Всё лето от Бийска по Чуйскому тракту переселяли день и ночь раскулаченных, везли их по две-три подводы в ряд. Мы, ребятня, бегали смотреть… А зрительная память у меня абсолютная, я и сейчас могу нарисовать, как сидели эти люди, что на них было… Ходили мы на паромную переправу. Здесь сутками напролет кособокий желтый буксир «Анатолий» тянул баржу к центру города, и снова за спецпереселенцами. Тянулись повозки с несчастными, стекаясь к переправе с предгорий и от гор Алтайских. Семьями, от мала до велика. Чтобы передать буханку хлеба несчастным, надо было подкрасться к повозке, чтобы не заметил конный конвойный огэпэушник. Такую ватажку я сколотил, нам было жалко несчастных. И я, научившись многому из книг, особенно о Шерлоке Холмсе, был с ребятами неуловим!
У меня есть список, в ФСБ получил, по родному селу Осколкову. 600 дворов, более 100 из них разгромили свои же проходимцы и бездельники, у которых пашни зарастали годами бурьяном. Выселяли даже в соседние волости, но конфискуя все, вплоть до сундуков с добром. Оставляли только то, что надето на себе, чтобы везти «не голяком»…

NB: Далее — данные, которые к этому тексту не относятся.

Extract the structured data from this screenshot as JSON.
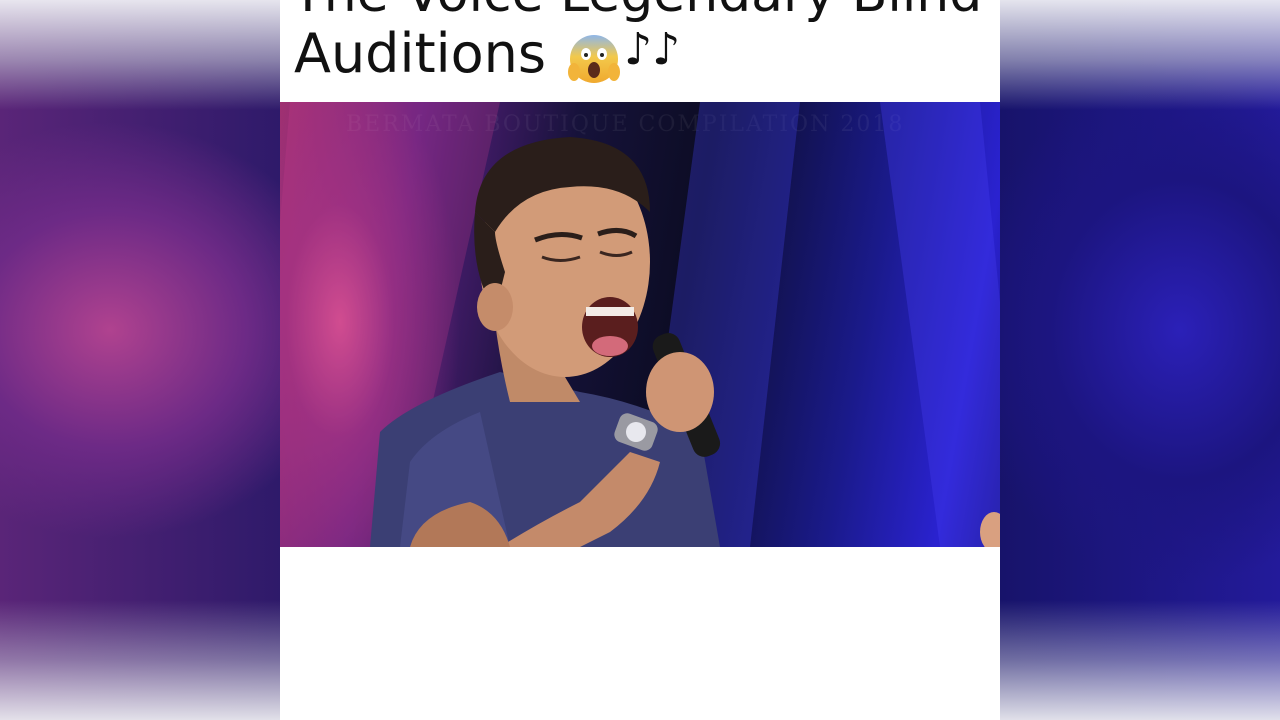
{
  "title": {
    "line1": "The Voice Legendary Blind",
    "line2": "Auditions",
    "emoji_icon": "screaming-face-emoji",
    "music_icon": "music-notes-emoji",
    "music_glyph": "♪♪"
  },
  "video": {
    "watermark": "BERMATA BOUTIQUE COMPILATION 2018"
  },
  "colors": {
    "panel_bg": "#ffffff",
    "stage_blue": "#2a22d0",
    "stage_pink": "#a03070"
  }
}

Притом настоящие кулаки — «жилы» — или сбежали в города, кто в Новосибирск, кто в Барнаул, или были расстреляны еще до 1924 года. Приезжали партизаны, находили белого или того, кто выдавал. А в деревне не скроешься, все знают друг друга ужасно. Выдавал? Расстреливал наших? И без суда ставили к стенке.
После того как тысячи середняков были высланы в дальние края, в 1930 году в губернии начался голод. Все рассыпалось. Ввели продкарточки. Чтобы получить краюху черного хлеба, твердого как кирпич, непонятного цвета, надо было мне, как старшему из ребят в доме, занимать очередь с вечера, и то с номером, написанным мелом на спине — за двести, триста! Там и ночую, отлучусь на час-полтора, утром прибегу и получу хлеб. Самый хлебный и богатый продовольствием Бийск стал полунищим! А ведь только живой воды не было на рынках, в магазинах. Подвоз из сел продовольственных товаров прекратился. Началась бешеная спекуляция… Отца направили власти в село Алтайское поднимать промартель Центросоюза кооператоров. Но он смог только пустить в ход мельницу водоприводную да пристроить новый цех маслобойный по последнему слову техники с гидравликой. Здесь мы немного ожили: были хлеб, растительное масло. Завели несколько десятков кроликов, гусей, кур, корову и поросят. Я занимался кроликами, но есть забитых на мясо не мог. Жаль было веселых зверьков!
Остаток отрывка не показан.